Linux Basics (9) Text processing grep of the Three Musketeers

Source: Internet
Author: User

The role of grep: search for text according to the specified pattern, displaying the lines of text that match to

Syntax format: grep "PATTERN" file

Pattern is a regular expression, and grep is generally used in conjunction with regular expressions, so we'll start with a regular expression under the shell. Regular expressions, in simple terms, are matching rules. A line of text matches a regular expression with only two results, either matched or mismatched.

Next we introduce the regular expression in detail

1. Meta-characters:

.: Matches any single character

[]: matches any single character within the specified range

[^]: matches any single character outside the specified range

Character Set:

[:d Igit:] or [0-9] number

[: Lower:] or [A-z] lowercase letter

[: Upper:] or [A-z] capital Letter

[:p UNCT:] Punctuation

[: Space:] Blank

[: Alpha:] [A-za-z] Letter

[: Alnum:] [a-za-z0-9] Letter + number

[^[:d Igit:]] Non-digital

2. Number of matches (greedy mode, always match to last):

*: Matches any of its preceding characters any time

A, B, AB, AAB, ACB, ADB, AMNB

A*b, A?b

A.*b

. *: Any character of any length (note that it differs from a wildcard)

\?: match its preceding characters 1 or 0 times don't forget to escape \

\{m,n\}: Match its preceding characters at least m times, up to n times do not forget to escape \

\{1,\} at least 1 times

\{0,3\} 0 to 3 times


3. Location anchoring:

^: Anchor the beginning of the line, any content after this character must appear at the beginning of the line

$: Anchor line end, any content in front of this character must appear at the end of the row

^$: Blank Line


\< or \b: Anchor word, any character following it must appear as the first word

\> or \b: anchors the ending, any character preceding it must appear as the tail of the word


4. Group: Don't forget to escape

\(\)

\ (ab\) * AB is seen as a whole

Back to reference

\1: Refers to the first opening parenthesis and all the contents of the corresponding closing parenthesis

[2]

[3]

Light says do not practice false bashi.
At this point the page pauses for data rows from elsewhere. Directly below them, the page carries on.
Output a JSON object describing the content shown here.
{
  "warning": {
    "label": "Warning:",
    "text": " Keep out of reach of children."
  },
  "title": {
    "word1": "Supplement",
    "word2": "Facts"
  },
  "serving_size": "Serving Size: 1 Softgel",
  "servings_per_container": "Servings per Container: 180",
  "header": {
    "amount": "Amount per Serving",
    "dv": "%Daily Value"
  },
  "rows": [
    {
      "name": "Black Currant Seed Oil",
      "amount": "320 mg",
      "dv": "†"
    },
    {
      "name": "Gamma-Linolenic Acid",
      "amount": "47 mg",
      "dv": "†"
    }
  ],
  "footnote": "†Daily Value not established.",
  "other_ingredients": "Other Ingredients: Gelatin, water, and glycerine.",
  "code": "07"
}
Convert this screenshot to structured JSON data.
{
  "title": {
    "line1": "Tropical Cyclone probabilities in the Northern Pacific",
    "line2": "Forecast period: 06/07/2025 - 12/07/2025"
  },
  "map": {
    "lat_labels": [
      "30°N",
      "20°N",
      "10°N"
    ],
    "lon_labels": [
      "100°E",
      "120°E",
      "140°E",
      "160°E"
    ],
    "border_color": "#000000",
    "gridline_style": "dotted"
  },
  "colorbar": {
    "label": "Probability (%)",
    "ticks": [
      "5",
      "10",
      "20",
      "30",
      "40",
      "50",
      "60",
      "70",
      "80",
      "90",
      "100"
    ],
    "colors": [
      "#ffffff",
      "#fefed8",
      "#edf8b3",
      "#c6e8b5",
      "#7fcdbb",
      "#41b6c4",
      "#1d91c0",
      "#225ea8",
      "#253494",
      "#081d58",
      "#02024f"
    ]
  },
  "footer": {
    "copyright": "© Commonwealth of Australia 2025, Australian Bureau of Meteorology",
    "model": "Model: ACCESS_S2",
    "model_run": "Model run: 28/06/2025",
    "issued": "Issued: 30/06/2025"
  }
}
Here are a few examples

1. Display the lines in the/proc/meminfo file that begin with a non-differentiated s;

Grep-i ' ^s '/proc/meminfo

grep ' ^[ss] '/proc/meminfo

2. Display the line ending with Nologin in/etc/passwd;

grep ' nologin$ '/etc/passwd


Remove the default shell for/sbin/nologin user list

grep "nologin$ '/etc/passwd | Cut-d:-f1


Remove the user name of the user whose default shell is bash with the lowest user ID number

grep ' bash$ '/etc/passwd | Sort-n-T:-k3 | head-1 | Cut-d:-f1

3, display/etc/inittab in the beginning of #, and followed by one or more white space characters, followed by any non-whitespace character line;

grep "^#[[:space:]]\{1,\}[^[:space:]]"/etc/inittab


4, display/etc/inittab contains: A number: (that is, two colons in the middle of a number) line;

grep ': [0-9]: '/etc/inittab


5. Display lines that start with one or more whitespace characters in the/boot/grub/grub.conf file;

grep ' ^[[:space:]]\{1,\} '/boot/grub/grub.conf


6. Display a line in the/etc/inittab file that begins with a number and ends with a number that is the same as the beginning number;

grep ' ^\ ([0-9]\). *\1$ '/etc/inittab

7. Analyze the characteristics of the first two lines in the following text in the/etc/inittab file (the number must be the same in each line), and write a pattern that can be found exactly like two lines:

L1:1:WAIT:/ETC/RC.D/RC 1

L3:3:WAIT:/ETC/RC.D/RC 3

grep ' ^l\ ([0-9]\): \1.*\1$ '/etc/inittab


This article is from the "thick Product Thin Hair" blog, please make sure to keep this source http://joedlut.blog.51cto.com/6570198/1826179

Linux Basics (9) Text processing grep of the Three Musketeers

Contact Us

The content source of this page is from Internet, which doesn't represent Alibaba Cloud's opinion; products and services mentioned on that page don't have any relationship with Alibaba Cloud. If the content of the page makes you feel confusing, please write us an email, we will handle the problem within 5 days after receiving your email.

If you find any instances of plagiarism from the community, please send an email to: info-contact@alibabacloud.com and provide relevant evidence. A staff member will contact you within 5 working days.

A Free Trial That Lets You Build Big!

Start building with 50+ products and up to 12 months usage for Elastic Compute Service

  • Sales Support

    1 on 1 presale consultation

  • After-Sales Support

    24/7 Technical Support 6 Free Tickets per Quarter Faster Response

  • Alibaba Cloud offers highly flexible support services tailored to meet your exact needs.